Bawarczycy już w pierwszych minutach mogoli objąć prowadzenie. Świetnego podania Robbena nie zdołał wykorzystać Gomez - jak pokazały powtórki napastnik FCB był bardzo mocno ciągnięty przez obrońcę gospodarzy, co z pewnością wpłynęło na efekt tej akcji. Chwilę później to Neuer wyciągał piłkę z siatki - Molinaro wrzucił futbolówkę w pole karne, Martin Harnik zgrał ją w środek pola, gdzie znalazł się Gentner, który nie miał problemu z pokonaniem bramkarza Bayernu (6.). Podopieczni Bruno Labbadii nie cieszyli się z tego jednak długo, ponieważ w 13. minucie Rafinha znalazł w polu karnym Gomeza, który z ostrego kąta wpakował piłkę do bramki strzeżonej przez Svena Ulreicha.

 

REKLAMA

Przyjezdni ruszyli zatem do ataku, sytuacje tworzyli do spółki Robben i Muller, jednak jednej z bardziej dogodnych nie wykorzystał Gomez, którego główka nie należała do tych udanych. Gospodarze w tym czasie ograniczali się do fauli, a brylował w tym Molinaro, który po wejściu z tyłu w nogi Arjena obejrzał żółtą kartkę. Nie uspokoiło to jednak zawodnik VfB, który w 29. minucie za kolejne przewinienie obejrzał drugi taki sam kartonik i musiał opuścić boisko. Stuttgart zaparkował we własnym polu karnym autobus, co sprawiło, że tempo meczu widocznie spadło, a Bayern nie miał za bardzo pomysłu na sforsowanie obrony rywala. Na przerwę obie drużyny schodziły przy wyniku 1:1.

 

Na drugą połowę obie ekipy wyszły w tych samych składach. W 50. minucie bliski szczęścia był Kroos, ale z bardzo dobrej strony pokazał się golkiper Stuttgartu, który wybronił uderzenie reprezentanta Niemiec.
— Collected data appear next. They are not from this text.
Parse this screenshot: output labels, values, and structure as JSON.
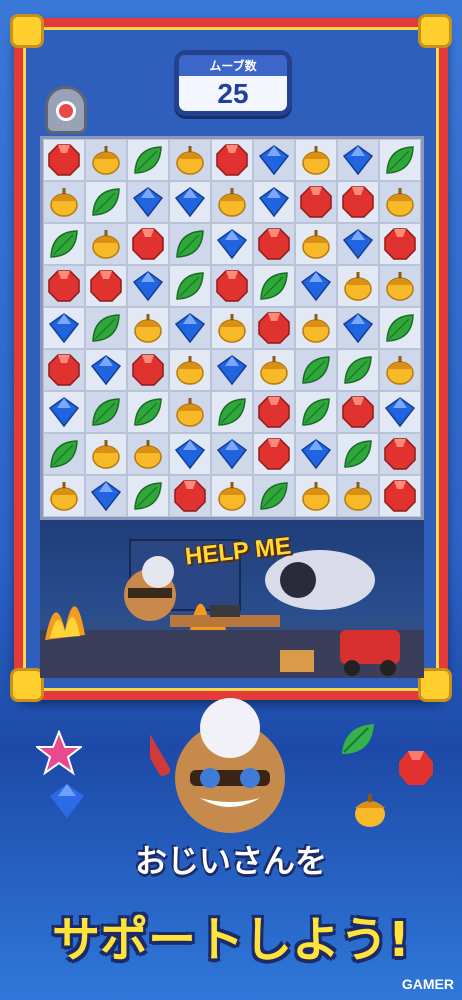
{
  "moves": {
    "label": "ムーブ数",
    "value": "25"
  },
  "board": [
    [
      "red",
      "yellow",
      "green",
      "yellow",
      "red",
      "blue",
      "yellow",
      "blue",
      "green"
    ],
    [
      "yellow",
      "green",
      "blue",
      "blue",
      "yellow",
      "blue",
      "red",
      "red",
      "yellow"
    ],
    [
      "green",
      "yellow",
      "red",
      "green",
      "blue",
      "red",
      "yellow",
      "blue",
      "red"
    ],
    [
      "red",
      "red",
      "blue",
      "green",
      "red",
      "green",
      "blue",
      "yellow",
      "yellow"
    ],
    [
      "blue",
      "green",
      "yellow",
      "blue",
      "yellow",
      "red",
      "yellow",
      "blue",
      "green"
    ],
    [
      "red",
      "blue",
      "red",
      "yellow",
      "blue",
      "yellow",
      "green",
      "green",
      "yellow"
    ],
    [
      "blue",
      "green",
      "green",
      "yellow",
      "green",
      "red",
      "green",
      "red",
      "blue"
    ],
    [
      "green",
      "yellow",
      "yellow",
      "blue",
      "blue",
      "red",
      "blue",
      "green",
      "red"
    ],
    [
      "yellow",
      "blue",
      "green",
      "red",
      "yellow",
      "green",
      "yellow",
      "yellow",
      "red"
    ]
  ],
  "scene": {
    "help_text": "HELP ME"
  },
  "tagline": {
    "line1": "おじいさんを",
    "line2": "サポートしよう!"
  },
  "watermark": "GAMER",
  "colors": {
    "red": "#e0332f",
    "yellow": "#f7b928",
    "green": "#2fa83a",
    "blue": "#2164e0",
    "frame": "#e43a3a",
    "accent": "#ffd84a"
  },
  "icons": {
    "red": "red-gem-icon",
    "yellow": "acorn-icon",
    "green": "leaf-icon",
    "blue": "blue-diamond-icon"
  }
}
Siedem minut później był już bezradny, kiedy pomocnik FCB podał w polu karnym do Lahma, kapitan Bayernu wycofał na 10 metr do Gomeza, który po raz drugi wpisał się na listę strzelców (57.).

 

Bawarczycy postanowili bronić wyniku, co sprawiło, że gospodarze coraz śmielej podchodzili pod bramkę Neuera. Bliscy powodzenia byli Pavel Pogrebnyak i Cacau, jednak po ich strzałach kibice Bayernu mogli odetchnąć z ulgą. Pojedynek zakończył się ważnym zwycięstwem FCB, które po 16. kolejkach ma na swoim koncie 34 punkty, zaś Borussia Dormund i Schalke 04 po 31.

REKLAMA

 

VfB Stuttgart - Bayern Monachium 1:2

 

VfB Stuttgart: Ulreich - Boka, Tasci, Maza, Molinaro - Kvist, Gentner (Cacau 70) - Harnik, Hajnal (Niedermeier 87), Gebhardt - Schieber (Pogrebnyak 70)

 

FC Bayern: Neuer - Rafinha, Van Buyten, Badstuber, Lahm - Tymoshchuk, Kroos - Robben (Boateng 85), Müller (Luiz Gustavo 79), Ribéry (Alaba 79) - Gomez

 

Rezerwowi: Butt, Boateng, Contento, Pranjic, Olic
Sędziowie: Manuel Gräfe (Berlin)

Widzów:60,469

 

Gole: 1-0 Gentner (6), 1-1 Gomez (13), 1-2 Gomez (57)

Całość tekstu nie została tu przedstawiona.